CORPUS CHRISTI – The Texas 13th Court of Appeals in Corpus Christi has ordered a lower court to revisit a ruling denying arbitration in a lawsuit filed by a woman who alleges her brother’s body was embalmed without her consent, infested with insects during the viewing at their parlor, and buried without his organs.
Justice Nelda Rodriguez noted Jan. 25 the plaintiff’s “fraud defense does not justify the denial of arbitration.” Defendants in the case are Service Corp. International and SCI Texas Funeral Services Inc.
The appellate court reversed the trial court decision and remanded it back to trial, stating that the trial court erred in denying the motion to compel arbitration.
Rodriguez wrote the court opinion, noting in the decision that “We find that the Interment Agreement and its arbitration clause are supported by valid consideration.”
According to the opinion, Mary Ruiz hired Funeraria Del Angel Buena Vista in Brownsville to take care of the remains of her brother Ernesto Eguia after he passed away unexpectedly. Ruiz alleges that the body was embalmed after autopsy without her consent and that bugs covered her deceased brother’s face and chest on the day of the funeral.
Ruiz also claimed that the funeral home employees did not fix their air conditioning after assuring her they would do so, making the bug issue worse during her brother’s funeral service.
Funeraria Del Angel is owned by Service Corp. International and SCI Texas Funeral Services Inc.
Several days after the funeral, the opinion states Ruiz was called to meet with a manager from SCI who told her that her brother’s organs had not been returned to his body after the autopsy and were not buried with him. Ruiz alleges she was given the option of reopening the casket to bury the organs with her brother’s body or to have them cremated and placed next to his grave.
Ruiz filed her lawsuit against SCI, claiming fraud, specifically that SCI knew and had a duty to inform her “that Ernesto’s remains were received in a condition that would cause insect infestation, that the remains had suffered a mishap or would be mishandled by SCI in a manner that would cause insect infestation, and that the remains were to be buried without internal organs,” according to the opinion.

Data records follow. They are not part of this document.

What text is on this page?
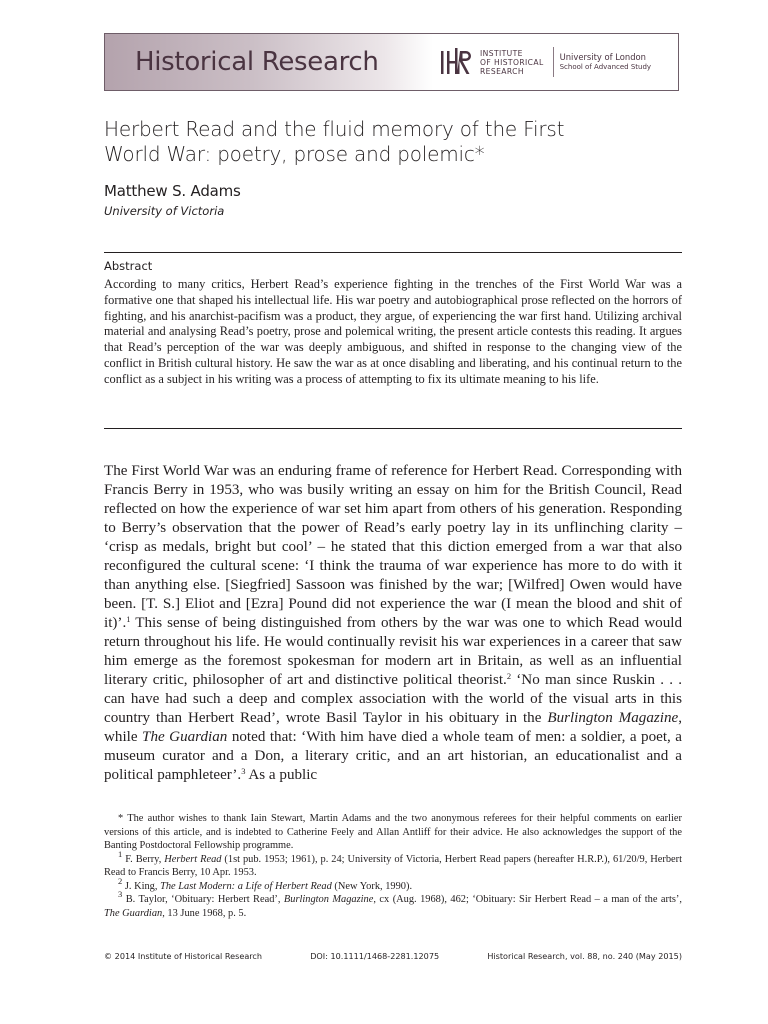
Historical Research	INSTITUTE
OF HISTORICAL
RESEARCH
University of London
School of Advanced Study
Herbert Read and the fluid memory of the First
World War: poetry, prose and polemic*
Matthew S. Adams
University of Victoria
Abstract

According to many critics, Herbert Read’s experience fighting in the trenches of the First World War was a formative one that shaped his intellectual life. His war poetry and autobiographical prose reflected on the horrors of fighting, and his anarchist-pacifism was a product, they argue, of experiencing the war first hand. Utilizing archival material and analysing Read’s poetry, prose and polemical writing, the present article contests this reading. It argues that Read’s perception of the war was deeply ambiguous, and shifted in response to the changing view of the conflict in British cultural history. He saw the war as at once disabling and liberating, and his continual return to the conflict as a subject in his writing was a process of attempting to fix its ultimate meaning to his life.

The First World War was an enduring frame of reference for Herbert Read. Corresponding with Francis Berry in 1953, who was busily writing an essay on him for the British Council, Read reflected on how the experience of war set him apart from others of his generation. Responding to Berry’s observation that the power of Read’s early poetry lay in its unflinching clarity – ‘crisp as medals, bright but cool’ – he stated that this diction emerged from a war that also reconfigured the cultural scene: ‘I think the trauma of war experience has more to do with it than anything else. [Siegfried] Sassoon was finished by the war; [Wilfred] Owen would have been. [T. S.] Eliot and [Ezra] Pound did not experience the war (I mean the blood and shit of it)’.$^1$ This sense of being distinguished from others by the war was one to which Read would return throughout his life. He would continually revisit his war experiences in a career that saw him emerge as the foremost spokesman for modern art in Britain, as well as an influential literary critic, philosopher of art and distinctive political theorist.$^2$ ‘No man since Ruskin . . . can have had such a deep and complex association with the world of the visual arts in this country than Herbert Read’, wrote Basil Taylor in his obituary in the Burlington Magazine, while The Guardian noted that: ‘With him have died a whole team of men: a soldier, a poet, a museum curator and a Don, a literary critic, and an art historian, an educationalist and a political pamphleteer’.$^3$ As a public

* The author wishes to thank Iain Stewart, Martin Adams and the two anonymous referees for their helpful comments on earlier versions of this article, and is indebted to Catherine Feely and Allan Antliff for their advice. He also acknowledges the support of the Banting Postdoctoral Fellowship programme.

$^1$ F. Berry, Herbert Read (1st pub. 1953; 1961), p. 24; University of Victoria, Herbert Read papers (hereafter H.R.P.), 61/20/9, Herbert Read to Francis Berry, 10 Apr. 1953.

$^2$ J. King, The Last Modern: a Life of Herbert Read (New York, 1990).

$^3$ B. Taylor, ‘Obituary: Herbert Read’, Burlington Magazine, cx (Aug. 1968), 462; ‘Obituary: Sir Herbert Read – a man of the arts’, The Guardian, 13 June 1968, p. 5.

© 2014 Institute of Historical Research	DOI: 10.1111/1468-2281.12075	Historical Research, vol. 88, no. 240 (May 2015)
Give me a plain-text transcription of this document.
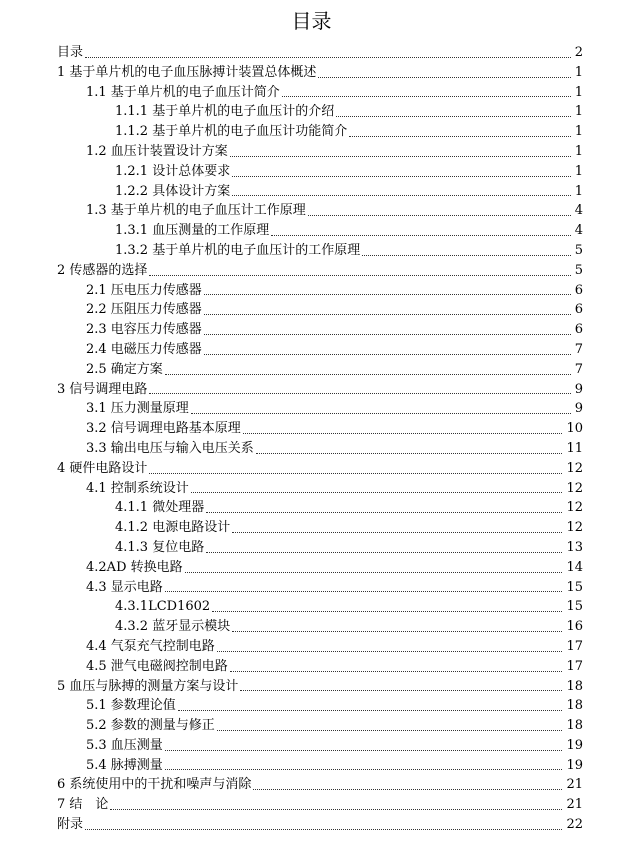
目录
目录	2
1 基于单片机的电子血压脉搏计装置总体概述	1
1.1 基于单片机的电子血压计简介	1
1.1.1 基于单片机的电子血压计的介绍	1
1.1.2 基于单片机的电子血压计功能简介	1
1.2 血压计装置设计方案	1
1.2.1 设计总体要求	1
1.2.2 具体设计方案	1
1.3 基于单片机的电子血压计工作原理	4
1.3.1 血压测量的工作原理	4
1.3.2 基于单片机的电子血压计的工作原理	5
2 传感器的选择	5
2.1 压电压力传感器	6
2.2 压阻压力传感器	6
2.3 电容压力传感器	6
2.4 电磁压力传感器	7
2.5 确定方案	7
3 信号调理电路	9
3.1 压力测量原理	9
3.2 信号调理电路基本原理	10
3.3 输出电压与输入电压关系	11
4 硬件电路设计	12
4.1 控制系统设计	12
4.1.1 微处理器	12
4.1.2 电源电路设计	12
4.1.3 复位电路	13
4.2AD 转换电路	14
4.3 显示电路	15
4.3.1LCD1602	15
4.3.2 蓝牙显示模块	16
4.4 气泵充气控制电路	17
4.5 泄气电磁阀控制电路	17
5 血压与脉搏的测量方案与设计	18
5.1 参数理论值	18
5.2 参数的测量与修正	18
5.3 血压测量	19
5.4 脉搏测量	19
6 系统使用中的干扰和噪声与消除	21
7 结　论	21
附录	22
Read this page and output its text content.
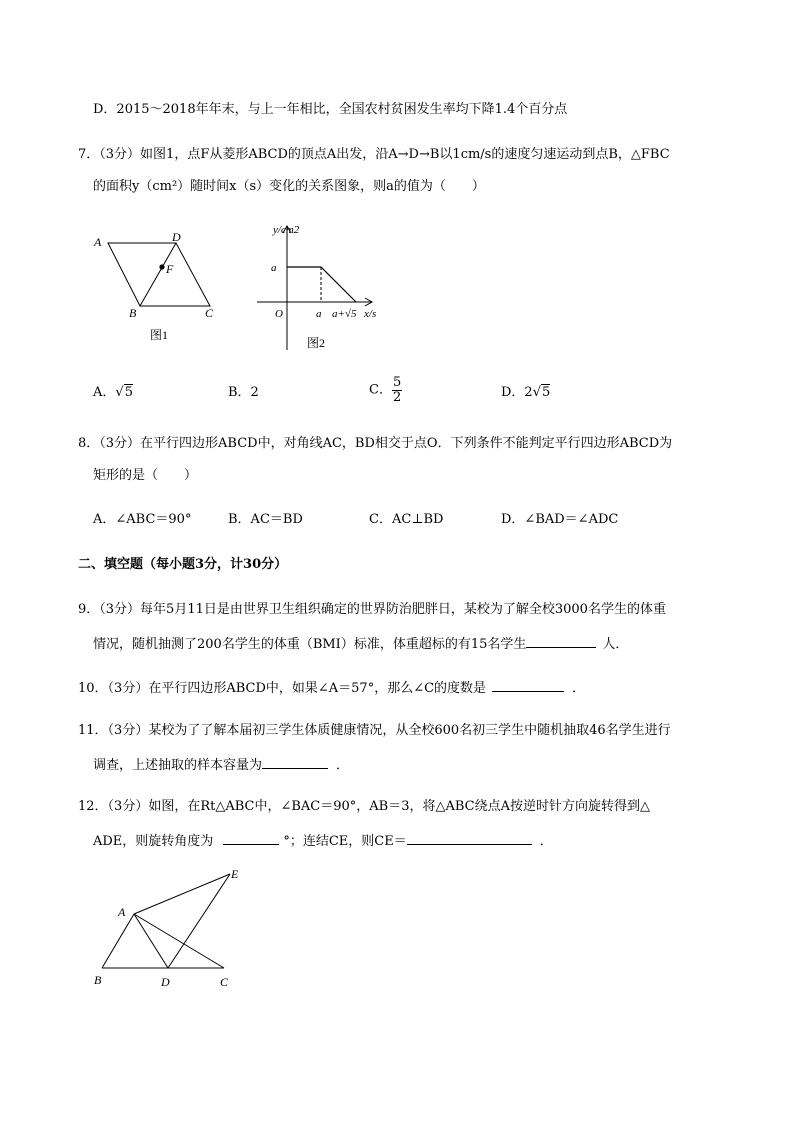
D．2015～2018年年末，与上一年相比，全国农村贫困发生率均下降1.4个百分点
7．（3分）如图1，点F从菱形ABCD的顶点A出发，沿A→D→B以1cm/s的速度匀速运动到点B，△FBC
的面积y（cm²）随时间x（s）变化的关系图象，则a的值为（　　）
A	D
F
B	C
图1
y/cm2
a
O	a a+√5 x/s
图2
A．√5	B．2	C． $\frac{5}{2}$	D．2√5
8．（3分）在平行四边形ABCD中，对角线AC，BD相交于点O．下列条件不能判定平行四边形ABCD为
矩形的是（　　）
A．∠ABC＝90°	B．AC＝BD	C．AC⊥BD	D．∠BAD＝∠ADC
二、填空题（每小题3分，计30分）
9．（3分）每年5月11日是由世界卫生组织确定的世界防治肥胖日，某校为了解全校3000名学生的体重
情况，随机抽测了200名学生的体重（BMI）标准，体重超标的有15名学生	人．
10．（3分）在平行四边形ABCD中，如果∠A＝57°，那么∠C的度数是	．
11．（3分）某校为了了解本届初三学生体质健康情况，从全校600名初三学生中随机抽取46名学生进行
调查，上述抽取的样本容量为	．
12．（3分）如图，在Rt△ABC中，∠BAC＝90°，AB＝3，将△ABC绕点A按逆时针方向旋转得到△
ADE，则旋转角度为	°；连结CE，则CE＝	．
A
E
B	D	C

SCI filed a motion to compel arbitration, which the trial court denied.
In the appeal for arbitration, SCI argued that the contract Ruiz signed bound her to first try to settle out of court with an arbitrator in accordance with the Federal Arbitration Association. Ruiz argued that the arbitration agreements in the contract she signed with SCI would not apply to the rules of the FAA because her claim is for fraud, stating her claim “could and should not be contemplated within an agreement to arbitrate.”
In the appellate opinion, Rodriguez stated “Under the terms of the arbitration clause in the Funeral Agreement, Ruiz expressly agreed to arbitrate disputes against Funeraria Del Angel Buena Vista as well as any of its 'parent, subsidiary, or affiliate corporations.'”
Rodriguez referred to the Federal Trade Commission’s “Funeral Rule” in reversing the trial court’s decision to explain the appellate court’s jurisdiction. Noting that neither court should be addressing the issue of fraud, Rodriguez noted, “if Ruiz’s affirmative defense of fraud is to be addressed, it is the arbitrator, and not the trial court, that must address it. The trial court could not have relied on Ruiz’s affirmative defense of fraud to deny arbitration.”
The appellate court's ruling leaves open the possibility that the motion could yet be denied by the lower court, with the panel abstaining from the motion itself and instead asking the trial court to revisit the issue of unconscionability--the claim that claim the contracts terms compelling arbitration are unjustly in favor of SCI--that it did not address from Ruiz's original fraud claim,
“When the record is not fully developed with respect to the alternative grounds, appellate courts should refrain from addressing issues beyond the trial court’s express basis for its ruling," the appeals court wrote in its opinion.
Texas 13th Court of Appeals in Corpus Christi case number 13-16-00699-CV
Editor's note: this article was updated to clarify that the appeals court did not rule as to whether arbitration was required, but instead asked to trial court to revisit its decision denying arbitration.